In reality I wasn’t nearly as smart as I thought and I wasn’t better than my peers. And I wasn’t ever going to achieve anything or find happiness with the arrogant mindset of a child. What I was though was bitter, irrational, and so damn angry at myself for failing to actually live up to my own obscure ideals that the anger began to manifest itself in depression and anxiety. I told myself that I wanted to be successful; that I damn well deserved to be. But I wasn’t really willing to put in the work to make my dreams a reality. I was so blinded by my own inflated ego that I’d forgotten to produce anything worth reading.
I wanted to dance with the devil. But whenever the bastard rose to meet me I realised that I wasn’t ready for the challenge. Here I was trying to move with the best of them when I hadn’t even learned how to crawl.
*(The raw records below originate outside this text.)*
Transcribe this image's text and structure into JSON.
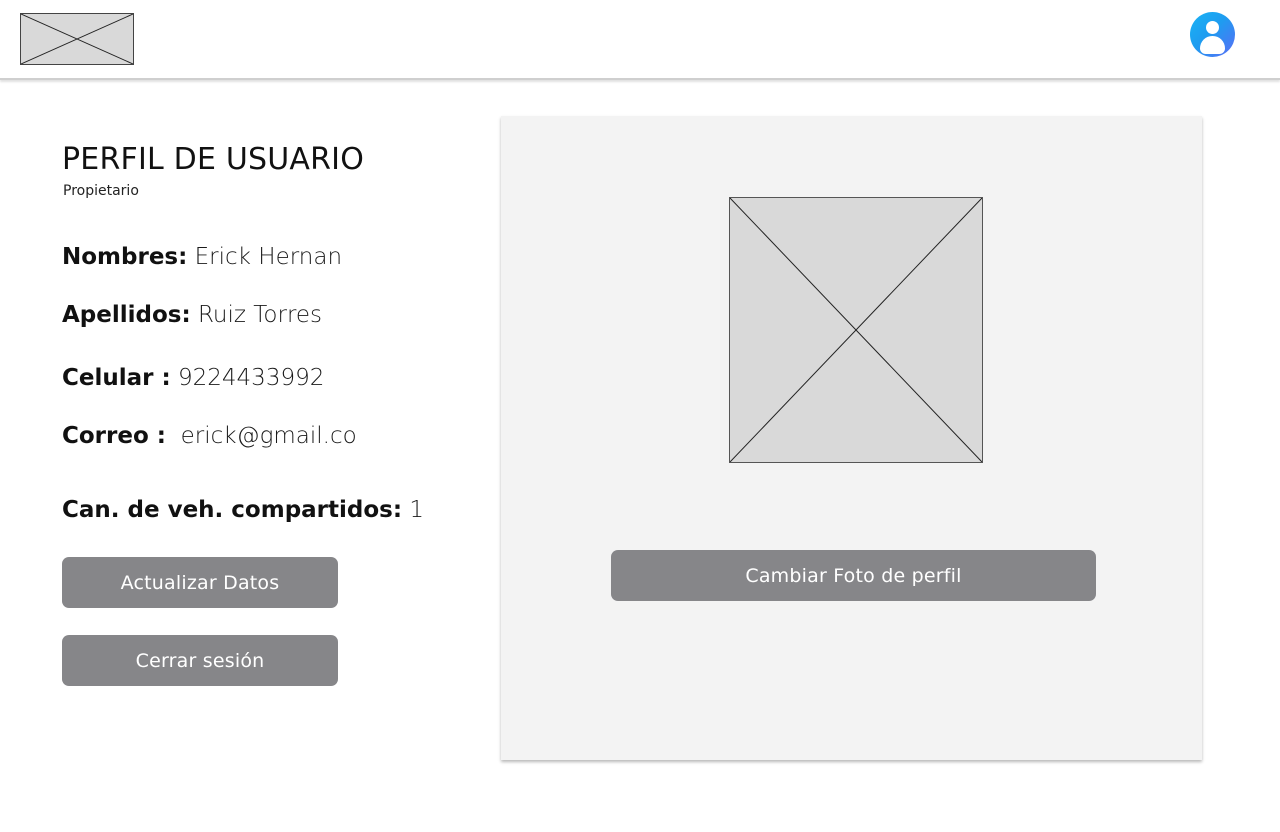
{
  "header": {
    "logo_icon": "image-placeholder-icon",
    "avatar_icon": "user-avatar-icon",
    "avatar_gradient": [
      "#19b4f5",
      "#5a6cf6"
    ]
  },
  "profile": {
    "title": "PERFIL DE USUARIO",
    "role": "Propietario",
    "fields": [
      {
        "label": "Nombres:",
        "value": "Erick Hernan"
      },
      {
        "label": "Apellidos:",
        "value": "Ruiz Torres"
      },
      {
        "label": "Celular :",
        "value": "9224433992"
      },
      {
        "label": "Correo :",
        "value": " erick@gmail.co"
      },
      {
        "label": "Can. de veh. compartidos:",
        "value": "1"
      }
    ],
    "update_button": "Actualizar Datos",
    "logout_button": "Cerrar sesión"
  },
  "photo_panel": {
    "photo_icon": "image-placeholder-icon",
    "change_photo_button": "Cambiar Foto de perfil"
  },
  "colors": {
    "button_bg": "#868689",
    "panel_bg": "#f3f3f3",
    "placeholder_bg": "#d9d9d9"
  }
}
I was screwing up every opportunity afforded me. I was too arrogant to bother studying and began failing subjects; too self-absorbed to realise that I was posting rants and dribbling bullshit that I started haemorrhaging readers. And too concerned with stroking my own ego that I couldn’t see just how far my head was stuck up my arse.
At my most arrogant I wrote a post on this site where I expressed a yearning to dethrone all those who had achieved before me. I wanted to drag down the literary greats and take my place as a God. Press my foot against their neck and watch them cower in fear. The idea was noble, but incredibly naïve. I wasn’t the wolf at the door I claimed to be; I was a boy trapped in a cage, pounding at the glass while others mocked my dreams of being free.
When I finally realised that I wasn’t the man I thought I was, or the man I wanted to be, I decided to start over. I took the first character I had ever created, a soldier by the name of Jason Dark, and I started writing a story worth telling. For the first time in years I was producing something that wasn’t just an egotistical wank; instead I wrote a story that I myself would actually like to read. Then I expanded and I started doing the same thing here at Renegade Press. If I stumbled across a site curated by a callous writer spruiking his ego in poorly written postings I would be embarrassed for them. Yet I was doing exactly that.
So I changed. As hard as it was I changed. I tore down the idea of who I thought I was and gave up on being a prick and started focusing on being a writer instead.
I have started studying properly. Well, kind of. I still have to force myself to prioritise university over my more creative endeavours, but I’m getting there. I’m learning to listen to the advice of those who have achieved before me rather than attempting to prove them wrong. And I have started reaching out to the artists, writers, and musicians that inspired me in an effort to let them know just how beautiful their works really were. I still want to dance with the devil, so I’ve taught myself to crawl. Now with my debut novel now in print I’m starting to walk. I still have a hell of a lot to learn before I can move like him, but I’m prepared to bust my arse to make it happen.
I’ll outdance him before his peers, leave him stunned and speechless. Then I’ll tap his veins, fill my cup with his blood and become the man who did the unthinkable. I’ll break out of the cage of ignorance I built for myself, and become a wolf tearing down the door.
It turns out that I’m not as intelligent as I once chose to believe. And I’m perfectly fine with that. In fact, I prefer it that way. I still have so much to learn in this industry and even though I’m now a published author, I’m still no better or important than someone spilling their thoughts onto a page for the very first time. I’m still arrogant; at times I encourage myself to bare my fangs. I want to be aggressive; I want to be vicious and unafraid. But I want to do be more cerebral when doing so. There’s nothing gained from savaging oneself or others in the pursuit of success. There’s nothing gained from believing you are too good to crawl. If you don’t start at the bottom you’ll never truly appreciate the view from the top.
You can’t be a wolf at the door if you’re still trapped inside a cage.